Washington (June 22, 2016) – Senator Edward J. Markey (D-Mass.) was joined today at the White House by Professional Fire Fighters of Massachusetts President Edward A. Kelly and Massachusetts Assistant Attorney General Andrew Goldberg to celebrate the signing of historic chemical safety reform legislation into law. The “Frank R. Lautenberg Chemical Safety for the 21st Century Act”, a reauthorization of the Toxic Substances Control Act (TSCA), was signed today by President Obama, the first major environmental law to be passed by Congress in a generation.

 

As top Democrat on the Senate subcommittee of jurisdiction, Senator Markey played a key and leading role in negotiating this modernization of TSCA, and was the architect of many of the most significant negotiated improvements to the legislation as it moved through an informal conference committee.

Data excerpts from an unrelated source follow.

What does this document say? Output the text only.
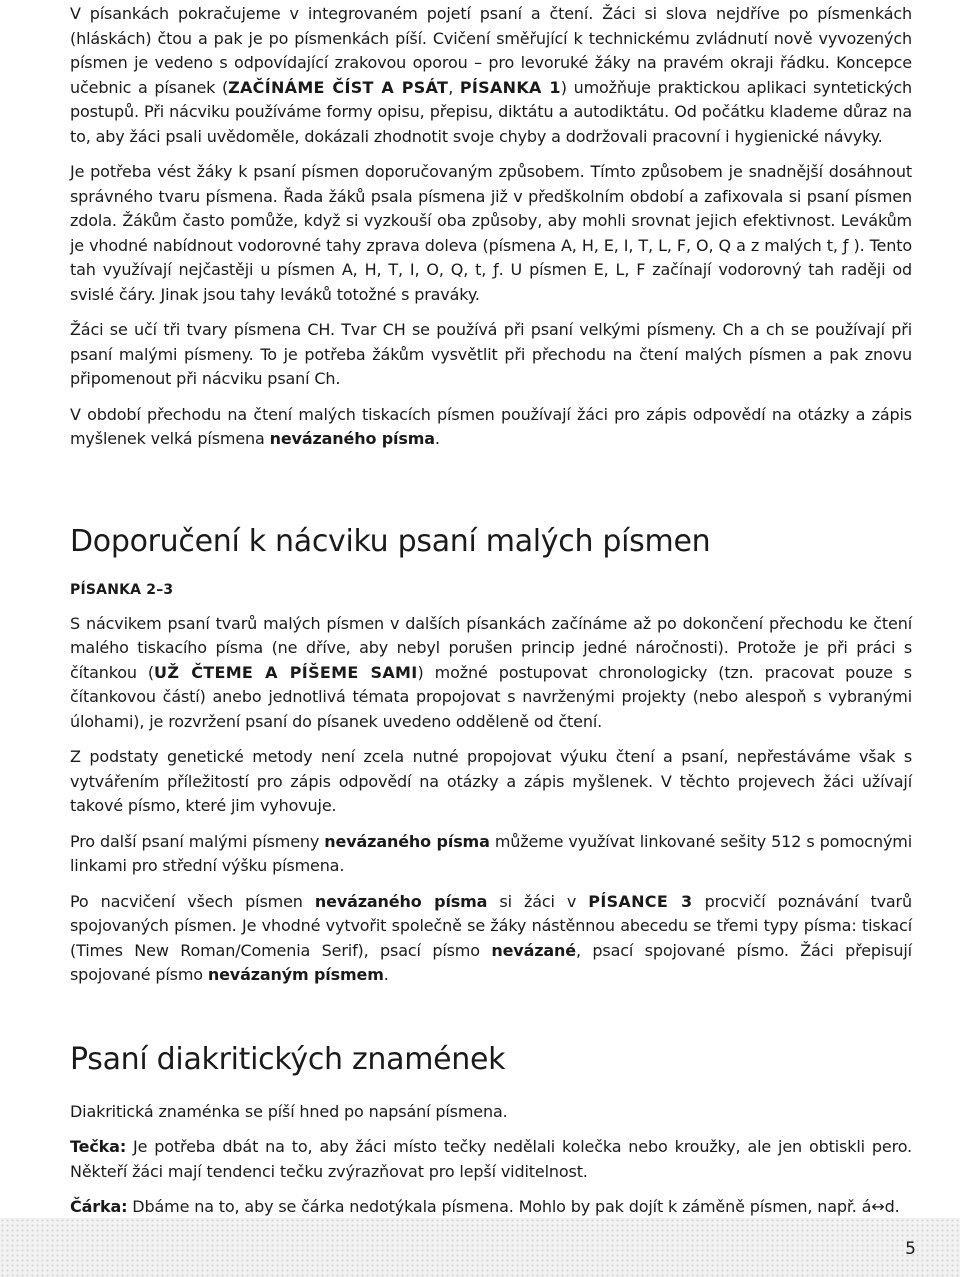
V písankách pokračujeme v integrovaném pojetí psaní a čtení. Žáci si slova nejdříve po písmenkách (hláskách) čtou a pak je po písmenkách píší. Cvičení směřující k technickému zvládnutí nově vyvozených písmen je vedeno s odpovídající zrakovou oporou – pro levoruké žáky na pravém okraji řádku. Koncepce učebnic a písanek (ZAČÍNÁME ČÍST A PSÁT, PÍSANKA 1) umožňuje praktickou aplikaci syntetických postupů. Při nácviku používáme formy opisu, přepisu, diktátu a autodiktátu. Od počátku klademe důraz na to, aby žáci psali uvědoměle, dokázali zhodnotit svoje chyby a dodržovali pracovní i hygienické návyky.

Je potřeba vést žáky k psaní písmen doporučovaným způsobem. Tímto způsobem je snadnější dosáhnout správného tvaru písmena. Řada žáků psala písmena již v předškolním období a zafixovala si psaní písmen zdola. Žákům často pomůže, když si vyzkouší oba způsoby, aby mohli srovnat jejich efektivnost. Levákům je vhodné nabídnout vodorovné tahy zprava doleva (písmena A, H, E, I, T, L, F, O, Q a z malých t, ƒ ). Tento tah využívají nejčastěji u písmen A, H, T, I, O, Q, t, ƒ. U písmen E, L, F začínají vodorovný tah raději od svislé čáry. Jinak jsou tahy leváků totožné s praváky.

Žáci se učí tři tvary písmena CH. Tvar CH se používá při psaní velkými písmeny. Ch a ch se používají při psaní malými písmeny. To je potřeba žákům vysvětlit při přechodu na čtení malých písmen a pak znovu připomenout při nácviku psaní Ch.

V období přechodu na čtení malých tiskacích písmen používají žáci pro zápis odpovědí na otázky a zápis myšlenek velká písmena nevázaného písma.

Doporučení k nácviku psaní malých písmen
PÍSANKA 2–3

S nácvikem psaní tvarů malých písmen v dalších písankách začínáme až po dokončení přechodu ke čtení malého tiskacího písma (ne dříve, aby nebyl porušen princip jedné náročnosti). Protože je při práci s čítankou (UŽ ČTEME A PÍŠEME SAMI) možné postupovat chronologicky (tzn. pracovat pouze s čítankovou částí) anebo jednotlivá témata propojovat s navrženými projekty (nebo alespoň s vybranými úlohami), je rozvržení psaní do písanek uvedeno odděleně od čtení.

Z podstaty genetické metody není zcela nutné propojovat výuku čtení a psaní, nepřestáváme však s vytvářením příležitostí pro zápis odpovědí na otázky a zápis myšlenek. V těchto projevech žáci užívají takové písmo, které jim vyhovuje.

Pro další psaní malými písmeny nevázaného písma můžeme využívat linkované sešity 512 s pomocnými linkami pro střední výšku písmena.

Po nacvičení všech písmen nevázaného písma si žáci v PÍSANCE 3 procvičí poznávání tvarů spojovaných písmen. Je vhodné vytvořit společně se žáky nástěnnou abecedu se třemi typy písma: tiskací (Times New Roman/Comenia Serif), psací písmo nevázané, psací spojované písmo. Žáci přepisují spojované písmo nevázaným písmem.

Psaní diakritických znamének

Diakritická znaménka se píší hned po napsání písmena.

Tečka: Je potřeba dbát na to, aby žáci místo tečky nedělali kolečka nebo kroužky, ale jen obtiskli pero. Někteří žáci mají tendenci tečku zvýrazňovat pro lepší viditelnost.

Čárka: Dbáme na to, aby se čárka nedotýkala písmena. Mohlo by pak dojít k záměně písmen, např. á↔d.

5
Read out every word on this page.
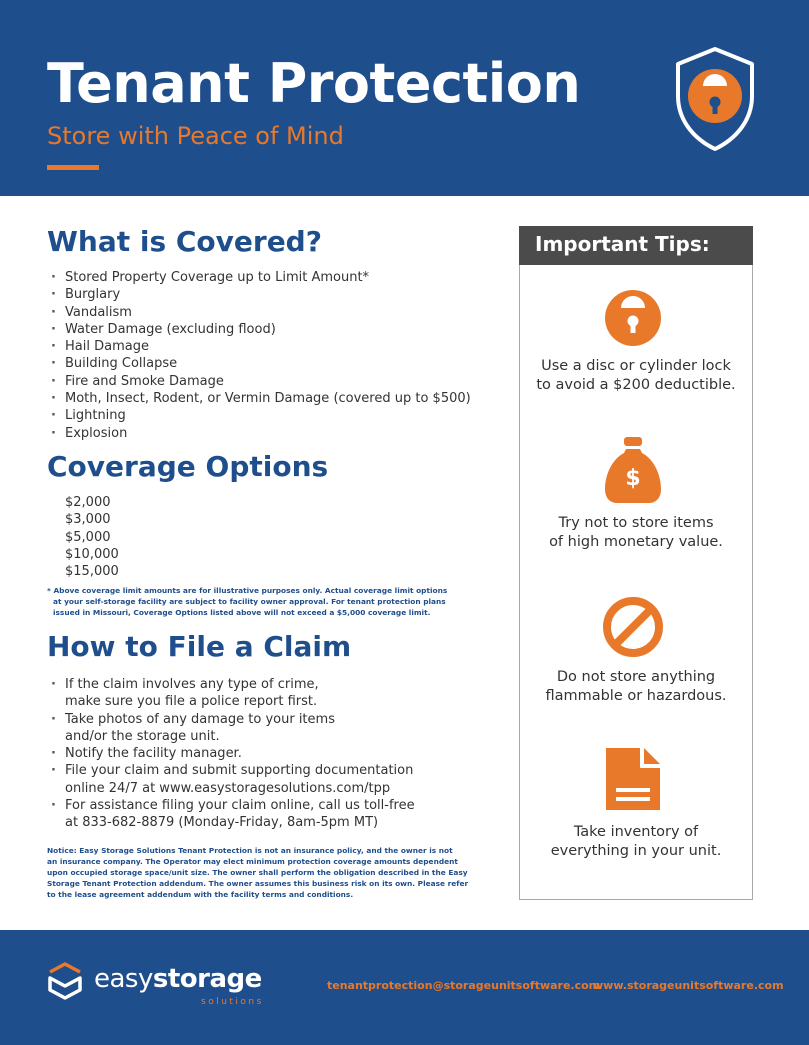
Tenant Protection
Store with Peace of Mind
What is Covered?
· Stored Property Coverage up to Limit Amount*
· Burglary
· Vandalism
· Water Damage (excluding flood)
· Hail Damage
· Building Collapse
· Fire and Smoke Damage
· Moth, Insect, Rodent, or Vermin Damage (covered up to $500)
· Lightning
· Explosion
Coverage Options
$2,000
$3,000
$5,000
$10,000
$15,000
* Above coverage limit amounts are for illustrative purposes only. Actual coverage limit options
at your self-storage facility are subject to facility owner approval. For tenant protection plans
issued in Missouri, Coverage Options listed above will not exceed a $5,000 coverage limit.
How to File a Claim
· If the claim involves any type of crime,
make sure you file a police report first.
· Take photos of any damage to your items
and/or the storage unit.
· Notify the facility manager.
· File your claim and submit supporting documentation
online 24/7 at www.easystoragesolutions.com/tpp
· For assistance filing your claim online, call us toll-free
at 833-682-8879 (Monday-Friday, 8am-5pm MT)
Notice: Easy Storage Solutions Tenant Protection is not an insurance policy, and the owner is not
an insurance company. The Operator may elect minimum protection coverage amounts dependent
upon occupied storage space/unit size. The owner shall perform the obligation described in the Easy
Storage Tenant Protection addendum. The owner assumes this business risk on its own. Please refer
to the lease agreement addendum with the facility terms and conditions.
Important Tips:
Use a disc or cylinder lock
to avoid a $200 deductible.
$
Try not to store items
of high monetary value.
Do not store anything
flammable or hazardous.
Take inventory of
everything in your unit.
easystorage
solutions
tenantprotection@storageunitsoftware.com
www.storageunitsoftware.com
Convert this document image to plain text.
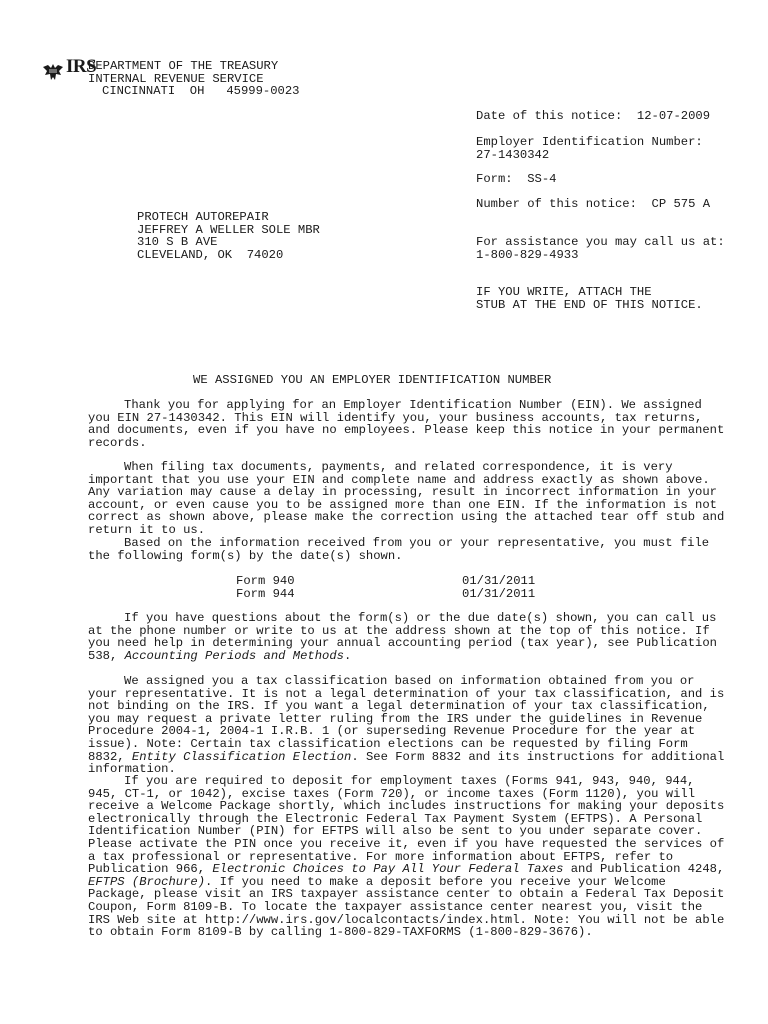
IRS
DEPARTMENT OF THE TREASURY
INTERNAL REVENUE SERVICE
CINCINNATI  OH   45999-0023
Date of this notice:  12-07-2009
Employer Identification Number:
27-1430342
Form:  SS-4
Number of this notice:  CP 575 A
For assistance you may call us at:
1-800-829-4933
IF YOU WRITE, ATTACH THE
STUB AT THE END OF THIS NOTICE.
PROTECH AUTOREPAIR
JEFFREY A WELLER SOLE MBR
310 S B AVE
CLEVELAND, OK  74020
WE ASSIGNED YOU AN EMPLOYER IDENTIFICATION NUMBER

Thank you for applying for an Employer Identification Number (EIN). We assigned you EIN 27-1430342. This EIN will identify you, your business accounts, tax returns, and documents, even if you have no employees. Please keep this notice in your permanent records.

When filing tax documents, payments, and related correspondence, it is very important that you use your EIN and complete name and address exactly as shown above. Any variation may cause a delay in processing, result in incorrect information in your account, or even cause you to be assigned more than one EIN. If the information is not correct as shown above, please make the correction using the attached tear off stub and return it to us.

Based on the information received from you or your representative, you must file the following form(s) by the date(s) shown.

Form 940	01/31/2011
Form 944	01/31/2011

If you have questions about the form(s) or the due date(s) shown, you can call us at the phone number or write to us at the address shown at the top of this notice. If you need help in determining your annual accounting period (tax year), see Publication 538, Accounting Periods and Methods.

We assigned you a tax classification based on information obtained from you or your representative. It is not a legal determination of your tax classification, and is not binding on the IRS. If you want a legal determination of your tax classification, you may request a private letter ruling from the IRS under the guidelines in Revenue Procedure 2004-1, 2004-1 I.R.B. 1 (or superseding Revenue Procedure for the year at issue). Note: Certain tax classification elections can be requested by filing Form 8832, Entity Classification Election. See Form 8832 and its instructions for additional information.

If you are required to deposit for employment taxes (Forms 941, 943, 940, 944, 945, CT-1, or 1042), excise taxes (Form 720), or income taxes (Form 1120), you will receive a Welcome Package shortly, which includes instructions for making your deposits electronically through the Electronic Federal Tax Payment System (EFTPS). A Personal Identification Number (PIN) for EFTPS will also be sent to you under separate cover. Please activate the PIN once you receive it, even if you have requested the services of a tax professional or representative. For more information about EFTPS, refer to Publication 966, Electronic Choices to Pay All Your Federal Taxes and Publication 4248, EFTPS (Brochure). If you need to make a deposit before you receive your Welcome Package, please visit an IRS taxpayer assistance center to obtain a Federal Tax Deposit Coupon, Form 8109-B. To locate the taxpayer assistance center nearest you, visit the IRS Web site at http://www.irs.gov/localcontacts/index.html. Note: You will not be able to obtain Form 8109-B by calling 1-800-829-TAXFORMS (1-800-829-3676).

The new law has been described by the Obama administration as “a clear improvement over the current TSCA and represents a historic advancement for both chemical safety and environmental law”. It includes protections negotiated by Senator Markey that ensure that Massachusetts can continue to play a leading role in the country’s chemical safety efforts.

 

“Massachusetts has long led the nation in protecting our families from toxic chemicals,” said Senator Markey, ranking member of the Environment and Public Works Superfund, Waste Management and Government Oversight subcommittee. “As the birthplace of the Industrial Revolution, we’ve had to contend with the consequences of corporate chemical pollution for generations, and this new legislation will help ensure a new century of health and safety for our children, our first responders and our environment.

 

“I am particularly pleased that efforts I helped lead resulted in the assurance that Massachusetts’s pending flame retardant law will not be subjected to pause preemption, and that there is a mechanism in the bill to ensure that states’ ongoing work on all chemicals can continue while EPA is studying those chemicals. I thank the Professional Fire Firefighters of Massachusetts and Attorney General Maura Healey and her staff for their persistence and leadership during these negotiations and for their support of this important new law.”

 

Specifically, the new law protects Massachusetts’s chemical safety work by:

  • Grandfathering past and future chemical safety regulations under Massachusetts’ Toxics Use Reduction Act (TURA) from preemption. As one of two broad, older toxics laws that received special protection in the law, also including California’s Prop 65 labeling law, this means that TURA authority can continue to be used to require Massachusetts-based companies to measure and reduce the amount of toxic chemicals they use.
  • Ensuring that Massachusetts’ pending law to ban the use of toxic flame retardants in children’s products and upholstered furniture is protected from ‘pause’ preemption, which is a 2.5-3 year period during which states can’t impose new chemical safety measures while EPA studies the chemical.